Magnificent Delusions

If you don't have the time to read Pakistan's former Ambassador to the US, Husain Haqqani's "Magnificent Delusions: Pakistan, the United States, and an Epic History of Misunderstanding", then this cartoon
conveys a great deal. It, of course, needs updates, with drones, and so on, to reflect the current situation.  

One could go into an excursion of how American leaders were charmed by Pakistani dictators in uniform - notably, Ayub Khan and Yahya Khan.

Or one can go to the very beginning, where the perceptive Margaret Bourke-White wrote the following, reporting on her interview with Muhammad Ali Jinnah, the founder of the nation of Pakistan:


What plans did he {Jinnah} have for the industrial development of the country? Did he hope to enlist technical or financial assistance from America?

"America needs Pakistan more than Pakistan needs America," was Jinnah's reply. "Pakistan is the pivot of the world, as we are placed" -- he revolved his long forefinger in bony circles -- "the frontier on which the future position of the world revolves." He leaned toward me, dropping his voice to a confidential note. "Russia," confided Mr. Jinnah, "is not so very far away."

This had a familiar ring. In Jinnah's mind this brave new nation had no other claim on American friendship than this - that across a wild tumble of roadless mountain ranges lay the land of the BoIsheviks. I wondered whether the Quaid-i-Azam considered his new state only as an armored buffer between opposing major powers. He was stressing America's military interest in other parts of the world. "America is now awakened," he said with a satisfied smile. Since the United States was now bolstering up Greece and Turkey, she should be much more interested in pouring money and arms into Pakistan. "If Russia walks in here," he concluded, "the whole world is menaced."

In the weeks to come I was to hear the Quaid-i-Azam's thesis echoed by government officials throughout Pakistan. "Surely America will build up our army," they would say to me. "Surely America will give us loans to keep Russia from walking in." But when I asked whether there were any signs of Russian infiltration, they would reply almost sadly, as though sorry not to be able to make more of the argument. "No, Russia has shown no signs of being interested in Pakistan."

This hope of tapping the U. S. Treasury was voiced so persistently that one wondered whether the purpose was to bolster the world against Bolshevism or to bolster Pakistan's own uncertain position as a new political entity. Actually, I think, it was more nearly related to the even more significant bankruptcy of ideas in the new Muslim state -- a nation drawing its spurious warmth from the embers of an antique religious fanaticism, fanned into a new blaze.
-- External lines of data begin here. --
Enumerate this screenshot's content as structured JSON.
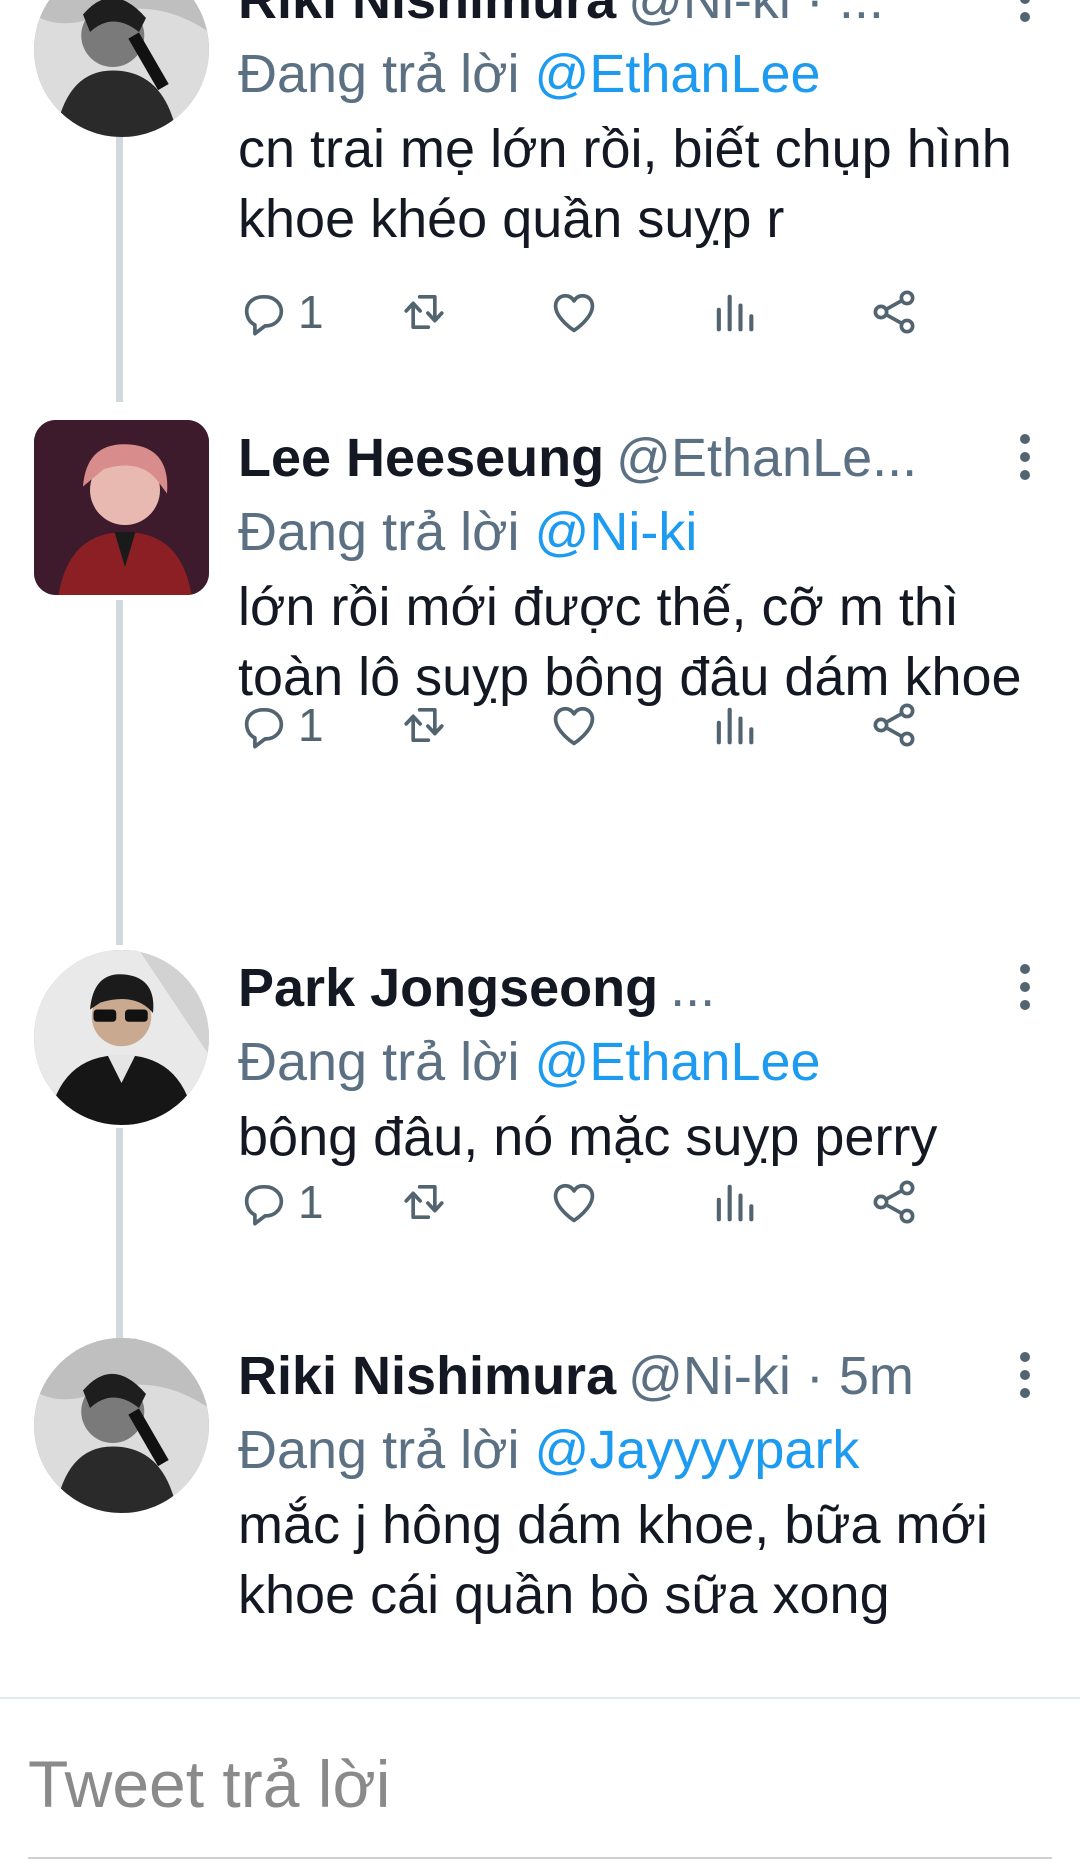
{
  "tweets": [
    {
      "name": "Riki Nishimura",
      "handle": "@Ni-ki",
      "meta": " · ...",
      "replying_prefix": "Đang trả lời ",
      "replying_to": "@EthanLee",
      "text": "cn trai mẹ lớn rồi, biết chụp hình khoe khéo quần suỵp r",
      "reply_count": "1"
    },
    {
      "name": "Lee Heeseung",
      "handle": "@EthanLe...",
      "meta": "",
      "replying_prefix": "Đang trả lời ",
      "replying_to": "@Ni-ki",
      "text": "lớn rồi mới được thế, cỡ m thì toàn lô suỵp bông đâu dám khoe",
      "reply_count": "1"
    },
    {
      "name": "Park Jongseong",
      "handle": "...",
      "meta": "",
      "replying_prefix": "Đang trả lời ",
      "replying_to": "@EthanLee",
      "text": "bông đâu, nó mặc suỵp perry",
      "reply_count": "1"
    },
    {
      "name": "Riki Nishimura",
      "handle": "@Ni-ki",
      "meta": " · 5m",
      "replying_prefix": "Đang trả lời ",
      "replying_to": "@Jayyyypark",
      "text": "mắc j hông dám khoe, bữa mới khoe cái quần bò sữa xong",
      "reply_count": ""
    }
  ],
  "compose": {
    "placeholder": "Tweet trả lời"
  },
  "icons": [
    "reply-icon",
    "retweet-icon",
    "like-icon",
    "analytics-icon",
    "share-icon",
    "more-options-icon"
  ],
  "colors": {
    "accent": "#1d9bf0",
    "secondary_text": "#5b7083",
    "thread_line": "#cfd9de"
  }
}
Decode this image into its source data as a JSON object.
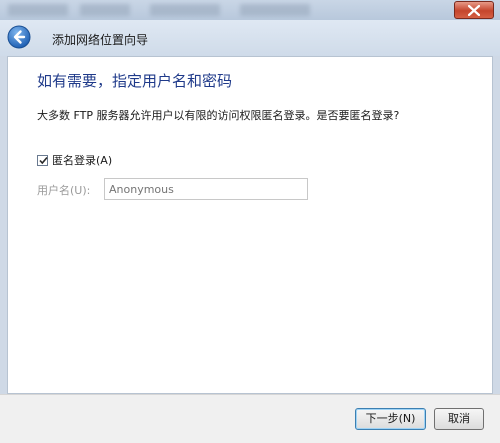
{
  "header": {
    "title": "添加网络位置向导"
  },
  "main": {
    "heading": "如有需要，指定用户名和密码",
    "description": "大多数 FTP 服务器允许用户以有限的访问权限匿名登录。是否要匿名登录?",
    "anonymous_checkbox": {
      "label": "匿名登录(A)",
      "checked": true
    },
    "username": {
      "label": "用户名(U):",
      "placeholder": "Anonymous"
    }
  },
  "footer": {
    "next_label": "下一步(N)",
    "cancel_label": "取消"
  },
  "colors": {
    "heading": "#1f3a8a",
    "close_button": "#c5452d"
  },
  "icons": {
    "back": "back-arrow-icon",
    "close": "close-icon",
    "check": "checkmark-icon"
  }
}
Jinnah's most frequently used technique in the struggle for his new nation had been the playing of opponent against opponent. Evidently this technique was now to be extended into foreign policy. ....
The Soviets eventually did march into Afghanistan and "the whole world was menaced".  The US helped create a cadre of jihadis, which, once the Soviets withdrew, posed a threat to the US.  The last decade has been all about the US' efforts to curb this threat.  Pakistan meanwhile. mastered the art of being the threat that could be mitigated by US bribes. ("Pakistan now negotiates with its allies and friends by pointing a gun to its own head" - Stephen P. Cohen, The Idea of Pakistan,  2004). Without a jihadi threat, Pakistan was of little interest to the US in the post-Cold War world, and so Pakistan fostered jihadis on the one hand and took money and arms to help fight them on the other.

The planned withdrawal of US forces from Afghanistan in 2014 will open a new chapter of this book.  If the past is reliable guide, this chapter will make no more sense than any of the previous chapters.